The Week in Reviews, Op. 118: Joshua Bell, Maxim Vengerov, William Hagen
February 16, 2016, 12:33 PM · In an effort to promote the coverage of live violin performance, Violinist.com each week presents links to reviews of notable concerts and recitals around the world.
Joshua Bell performed Bernstein's "West Side Story" Suite with the Baltimore Symphony Orchestra for the orchestra's 100th Anniversary Concert.
- Baltimore Sun: "Arranger William David Brohn manages to honor the indelible music from the path-breaking Broadway show, while giving the violin equal opportunities for sensitivity and bravura. Bell revealed both attributes in abundance, backed with great finesse by the BSO under Alsop's expressive guidance."
- Washington Post: "The suite from Bernstein’s “West Side Story” for solo violin and orchestra...turned out to be a wholly engaging vehicle for Joshua Bell, showcasing his lyrical and expressive gifts as it leapt from song to familiar song, piling up motifs almost willy-nilly and casting him in one different role after another, keeping him on his toes. I am not sure I’ve ever enjoyed Bell more, occasional slips and all."
Maxim Vengerov performed "The Butterfly Lovers" concerto with the New York Philharmonic.
- The New York Times: "The violinist Maxim Vengerov gave an idiomatic reading of the solo part in 'The Butterfly Lovers,' a violin concerto written in 1959 by Chen Gang and He Zhanhao. The work deftly maps the sounds of traditional Chinese music onto a Western orchestra, and Mr. Vengerov perfectly imitated the sound of an erhu (the Chinese violin), with silky glissandos, and evoked the extravagant vocal swoops of Chinese opera with graceful portamentos."
William Hagen performed Bruch's Violin Concerto No. 1 with the Jacksonville Symphony.
- The Florida Times-Union: "Hagen’s beautiful tone captures the heartbreaking themes that are woven delicately within the soulfully played orchestral accompaniment....The audience flew to its feet at the concerto’s conclusion and at the playing of Hagen’s encore, Bach’s 'Prelude in E Major.'"

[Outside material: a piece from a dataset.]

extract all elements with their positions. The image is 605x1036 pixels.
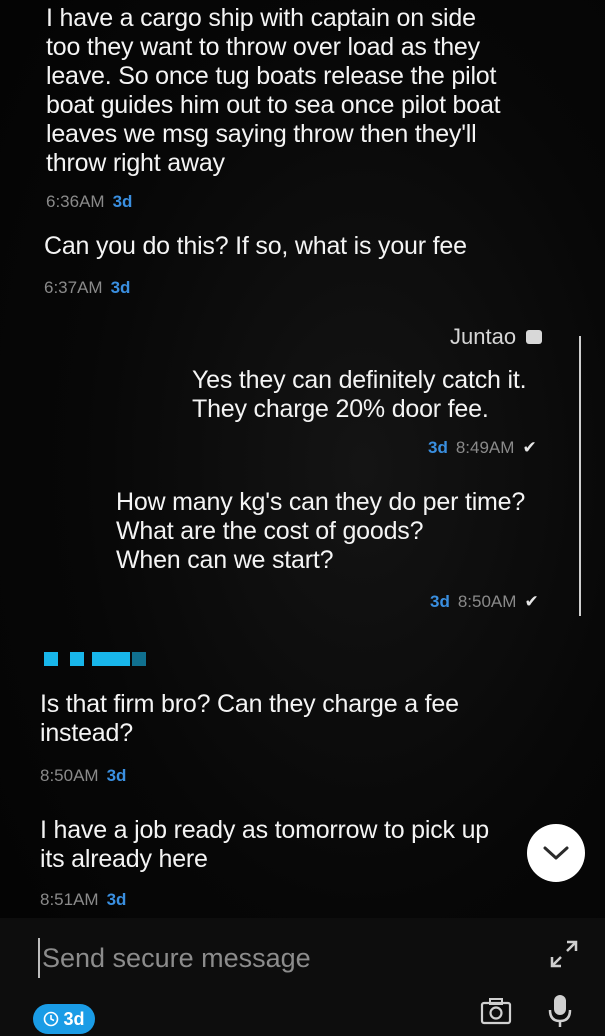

Francesca Dego performed Paganini’s Violin Concerto No. 1 with the Fresno Philharmonic.
- Fresno Beehive: "Listening to the Italian-American violinist Francesca Dego play Paganini’s Violin Concerto No. 1 was like watching a famed acrobat at the top of her game: It was as if she did the whole thing without a net. Yet her playing is so smooth and supple, as she makes some of the world’s most pyrotechnic-style violin moves with grace and ease, that you can even forget the difficulty factor."
Alina Ibragimova performed the Beethoven with the Madison Symphony Orchestra.
- The Capital Times: "Alina Ibragimova, soloist, was brilliant. She is both expressively and technically nimble, and she owned the material, prodding and pulling on the tempo, balancing the decorum of the classical era with ease and play."
Julian Rachlin performed Mozart Violin Concerto No. 3 with the Naples Philharmonic.
- Naples Daily News: "He played with gusto, popping Mozart's allegro themes with explosive openers and cleanly articulating its tricky runs."
Joshua Bell performed the Tchaikovsky with the Baltimore Symphony Orchestra
- DC Metro Theater Arts: "His solos in the Violin Concerto in D Major, opus 35 by Piotr Llyich Tchaikovsky in the end set of the Strathmore’s Gala Celebration were ferocious and raw, while sweepingly lithe and fleeting. The end of Finale: Allegro vivacissimo in particular brought the audience jumping to its feet and kept it there for 10 minutes applauding, all trying to hear this musical prodigy perform one more piece."